Earth Science Conservation Review

Middletown Burn, Culvacullion TownlandTyrone
Summary Full report
Site Type: Stream section
Site Status: ESCR
Council area: Fermanagh & Omagh District Council
Grid Reference: H4987
Bing maps: 54.72906,-7.23941
Google maps: 54.72906,-7.23941
Rocks
Rock Age: Carboniferous (Tournasian)
Rock Name: Omagh Sandstone Group
Rock Type: Algal limestone, Limestone, Mudstone, Sand, Sandstone
Interest
Fossil Groups: Miospore, Miospores
Other interest: cross-bedding, dessication cracks, Deltaic sediments, Lacustrine sediments
Summary of site:
2 km north of Gortin there is an area of around 25 sq km of grey-green sandstones with purple-red and grey blocky mudstones standing unconformably (with a time break) and in isolation on the ancient Dalradian basement rocks of the area. Minor constituents are limestones with colonies of calcareous alg'. The best succession is seen in Middletown Burn on the south side of Slievebeg.

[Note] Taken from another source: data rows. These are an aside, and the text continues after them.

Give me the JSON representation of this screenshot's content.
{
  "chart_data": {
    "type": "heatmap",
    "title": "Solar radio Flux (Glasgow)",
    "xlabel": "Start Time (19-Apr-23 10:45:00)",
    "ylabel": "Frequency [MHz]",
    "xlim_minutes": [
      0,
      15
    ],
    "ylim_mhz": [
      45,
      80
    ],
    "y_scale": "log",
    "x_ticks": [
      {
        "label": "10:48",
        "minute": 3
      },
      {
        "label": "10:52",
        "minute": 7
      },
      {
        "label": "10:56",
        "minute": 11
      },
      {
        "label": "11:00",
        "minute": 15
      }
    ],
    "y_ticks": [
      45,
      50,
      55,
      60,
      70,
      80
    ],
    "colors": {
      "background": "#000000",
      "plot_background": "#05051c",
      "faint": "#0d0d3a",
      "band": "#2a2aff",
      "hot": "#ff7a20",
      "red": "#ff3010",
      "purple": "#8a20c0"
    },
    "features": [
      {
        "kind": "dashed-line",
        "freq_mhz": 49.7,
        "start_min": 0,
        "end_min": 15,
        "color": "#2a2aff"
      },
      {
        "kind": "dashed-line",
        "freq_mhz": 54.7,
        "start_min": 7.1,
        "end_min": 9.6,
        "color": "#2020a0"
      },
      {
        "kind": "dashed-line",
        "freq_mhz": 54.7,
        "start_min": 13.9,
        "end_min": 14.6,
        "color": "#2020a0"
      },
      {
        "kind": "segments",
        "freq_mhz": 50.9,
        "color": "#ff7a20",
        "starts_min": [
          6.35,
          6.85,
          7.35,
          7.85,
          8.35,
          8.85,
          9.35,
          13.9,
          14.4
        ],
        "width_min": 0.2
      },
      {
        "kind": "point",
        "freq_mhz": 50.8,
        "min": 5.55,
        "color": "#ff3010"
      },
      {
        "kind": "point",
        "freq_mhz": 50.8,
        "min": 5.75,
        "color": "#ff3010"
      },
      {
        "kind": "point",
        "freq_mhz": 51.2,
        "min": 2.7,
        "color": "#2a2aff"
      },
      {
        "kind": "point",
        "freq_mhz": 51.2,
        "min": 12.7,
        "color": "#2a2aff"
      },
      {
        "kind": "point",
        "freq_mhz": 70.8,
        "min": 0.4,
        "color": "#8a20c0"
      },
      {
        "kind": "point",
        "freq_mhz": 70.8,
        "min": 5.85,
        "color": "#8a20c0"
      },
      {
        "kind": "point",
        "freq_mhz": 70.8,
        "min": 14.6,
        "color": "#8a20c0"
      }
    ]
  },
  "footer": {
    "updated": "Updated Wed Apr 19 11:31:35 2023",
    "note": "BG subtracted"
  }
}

These rocks have been allocated to the Omagh Sandstone Group of the Carboniferous period and are generally described as the Newtownstewart Outlier. They are unlike the typical marine Omagh Sandstone Group rocks because they appear to be entirely terrestrial lake deposits and they have a thickness of between 1,200 to 1,500 m, considerably thicker than their marine equivalents. Another curiosity is their lack of a basal conglomerate or similar deposit.
While there are no marine fossils, samples of the grey, blocky mudstone have yielded plant spores of over 20 species which, together, indicate a very early Carboniferous date. They belong to the late Tournaisian, the first epoch of the period, formed around 360 million years ago.
The only explanation for such a thickness of lake sediments so far advanced is that they formed in a land-locked basin subsiding between faults. Structures in the sediments suggest a supply of sediment from the south. Thick sequences of late Tournaisian terrestrial sediments are unknown elsewhere in Ireland either onshore or on the continental shelf but there are almost identical thick sequences of similar age in Nova Scotia on the Canadian eastern seaboard. A reconstruction of the geography of the Tournaisian shows both Canada and Ireland shared the same continent, Laurentia, in a similar adjacent positions inland of the sea. It has been suggested that a more appropriate name for the sandstones would be the name applied to their Canadian equivalents, the Horton Group, but this would mean stretching the conventions of formation naming a little too far.
Since the Middletown Burn section is the best in the outlier it should be offered protection to ensure its continuing availability for teaching and research.